Congress returned to work on Monday, facing the challenge of dealing with the so-called "fiscal cliff."
A report released by the White House on Monday predicted economic strain if tax cuts for the middle class were not extended, according to CBS News. The current batch of tax cuts, put in place during the Bush administration, are due to expire in January, with taxes on middle class families set to increase by $2,200 per year.
The report by the Council of Economic Advisers and the National Economic Council said that $200 billion in consumer spending would be lost if middle class tax cuts were not extended.
President Barack Obama has said that any deal on the matter would have to include an increase in taxes on the wealthiest Americans, something that Republicans have rejected to date, according to Agence France Presse.
Obama's plan would keep the Bush-era tax cuts for individuals making less than $200,000 per year and families earning less than $250,000, while raising taxes for the top earners.
More on GlobalPost: The fiscal cliff, explained
Some Republican members of Congress, including Sen. Lindsey Graham of South Carolina, have indicated that they might be willing to let the federal government limit tax deductions and loopholes to increase tax revenue.
"The only pledge we should be making to each other is to avoid becoming Greece. And Republicans should put revenue on the table," Graham said on Sunday, while appearing on ABC News' "This Week."
Graham's statement refers to a pledge Grover Norquist had many congressional Republicans sign that promises no increase in taxes. Sen. Saxby Chambliss of Georgia, a Republican, said last week, "I care more about my country than I do about a 20-year-old pledge," according to ABC News.
Graham said on Sunday, "I will violate the pledge, long story short, for the good of the country, only if Democrats will do entitlement reform," according to AFP.

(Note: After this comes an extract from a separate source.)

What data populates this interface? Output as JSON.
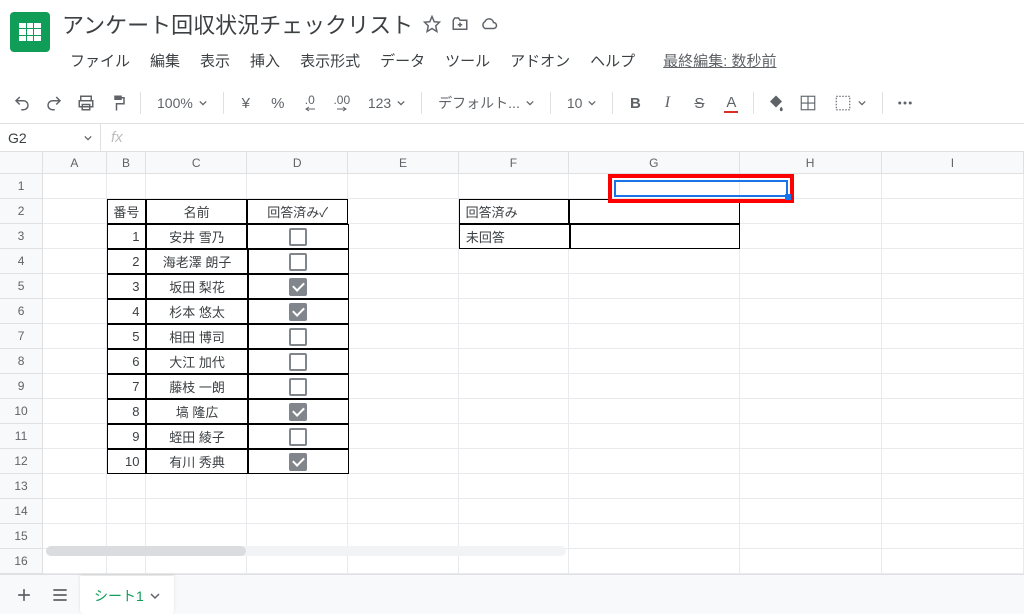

Sen. Richard Durbin, a Democrat from Illinois, said that wealthy Americans should pay a higher tax rate, according to CBS News. The tax rate for the wealthiest was lowered during the Bush administration to 35 percent.
In addition to the tax hikes, the fiscal cliff scenario also includes $1.2 trillion in spending cuts over 10 years that would automatically go into effect in January.
A CNN poll released on Monday showed that two-thirds of the people questioned felt the US would face a crisis if the country went off the "fiscal cliff." According to the poll, if that happened, Republicans in Congress would likely receive a greater portion of the blame.
Seven in ten of those who responded called for compromise on the issue, but they remained skeptical, with two-thirds predicting that Washington representatives would act like "spoiled children."